What about 3 to 6 occurrences?
A proposal to simplify Invisible XML grammars that match a range of occurrences.
Invisible XML has operators for “one, optionally”, “zero or more”, and “one or
more” occurrences of a string.Technically a “factor” not a string. That means a terminal, a nonterminal,
an insertion, or a parenthesized expression. But I’m going to stick with strings here
for simplicity. Those operators are ? ("a"? matches “” or “a”), * ("a"* matches “” or “a” or “aa”, etc.),
and + ("a"+ matches “a” or “aa”, etc.).
But what if you want at least three but not more than six occurrences?
You can do that too, but you have to work a little harder:
"a", "a", "a", ("a", ("a", ("a")?)?)?
That could be simplified slightly to
"aaa", ("a", ("a", "a"?)?)?
but I think that obscures the pattern a bit. It’s worth noting that you can also simplify it this way:
"a", "a", "a", "a"?, "a"?, "a"?
Unfortunately, that will result in ambiguous parses. In the string “aaaa”, that fourth “a” could match either the first, second, or third optional “a”.
In issue 308, martian-a observes that the inability to specify a specific number of repetitions leads to grammars that are harder to read. The example given is:
code: -" ", [Lu], [Lu], ["0"-"9"], ["0"-"9"], ["0"-"9"], ["0"-"9"], ["0"-"9"], ["0"-"9"] .

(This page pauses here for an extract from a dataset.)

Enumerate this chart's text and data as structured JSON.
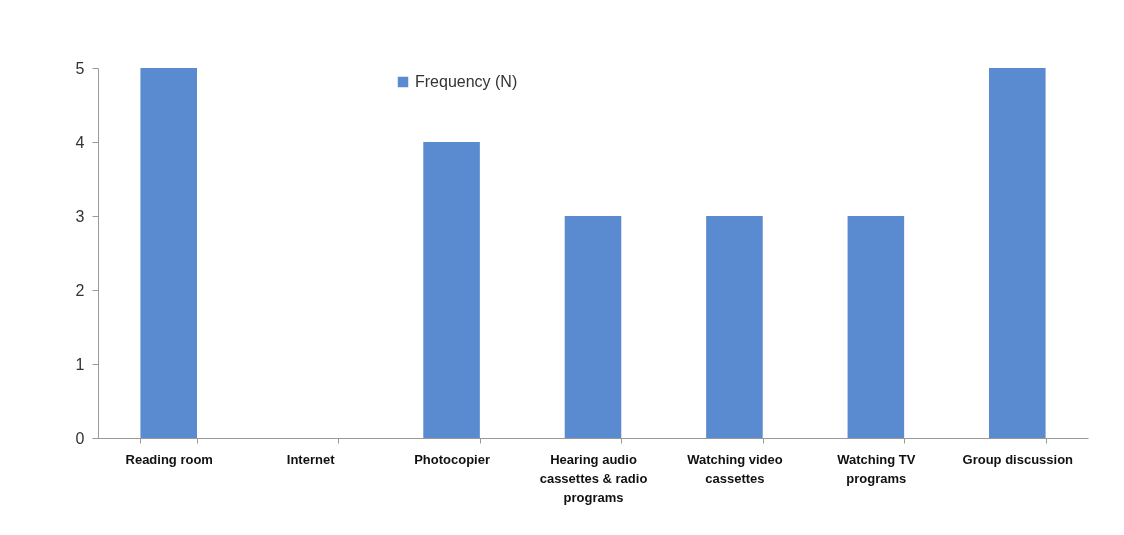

Quick! How many digits are allowed? This initial question is about a single, specific number of occurrences, but in the first follow-up comment, vincentml observes that it applies to ranges as well.
At this point, I entered the chat and stared noodling on some ideas. I’ve pulled those ideas together into a proposal for specified repetitions with and without a separator.
The basic idea is to allow <m,n> in addition to ?, *, and +. The new
syntax expresses that at least “m” occurrences are required, but no more than “n”
are allowed. If “n” is omitted, it’s assumed to be the same as “m”. If you want
at least “m” occurrences with no upper bound, use * for “n”: <3,*> is at least
three but as many as you like.
The example martian-a introduced can be simplified to:
code: -" ", [Lu], [Lu], ["0"-"9"]<6>.
And if you wanted 3 to 6 occurrences, you’d write:
code: -" ", [Lu], [Lu], ["0"-"9"]<3,6>.
The repetition counts have to be greater than or equal to zero. I don’t think -3
“a”s makes any sense. I also don’t think there’s any obvious interpretation for
<6,3>, so I propose that the second number must be greater than or equal to
the first. Technically, that leaves <0,0>,"a"<0> matches no “a”s. But so does {"a"}. Invisible XML uses curly braces
for comments and commenting out the string is equally effective at removing it
and less potentially confusing. but that seems really awkward, so I
also propose that the second number must be greater than zero.
Invisible XML has two more repetition forms, ** and ++. They indicate repetition
with a separator: "a"**"," matches zero or more “a”s separated by commas:
“”, “a”, “a,a”, “a,a,a”, etc. And ++ matches one or more such “a”s.
Following the pattern of repeating the character, I propose <<m,n>> for this purpose.
The pattern:
"a"<<3,6>>","
matches between three and six “a”s, separated by commas.
In the proposal, I extended the “hints for implementors” section to show how these new syntactic forms can be simplified to existing forms.
We’re left with the fact that each of the current occurrence indicators can be
expressed using the new syntax (? is <0,1>, etc.). I think we should just
live with that. Yes, those forms could be forbidden, or the existing occurrence
indicators could be removed, but neither of those seems worthwhile.
If, at this point, you want to say that you don’t like the choice of < and
>, well, okay.
What do you propose instead? I think it’s useful if they’re a
matched pair of delimiters. But parentheses, square brackets, and curly braces
are all unavailable. That uses up the “easy to type on a regular keyboard”
choices, I think. You could, instead, use the same character before and after,
for example /3,6/ and //3,6//. I think that could be made to parse. I don’t
think it’s better.Bikeshed all the things! (Or much worse, TBH.)
Repetition on an insertion is allowed, and a bit odd. But we allow the existing occurrence indicators and those are awful too:
"a", +"X", "a"
matches “aa” and serializes as “aXa”.
"a", +"X"*, "a"
is infinitely ambiguous. It matches “aa” and serializes as “a” followed by
0, 1, 2, 3, … ∞ “X”s, followed by “a”.
The syntactic form +"X"<3,6> isn’t more infinitely ambiguous.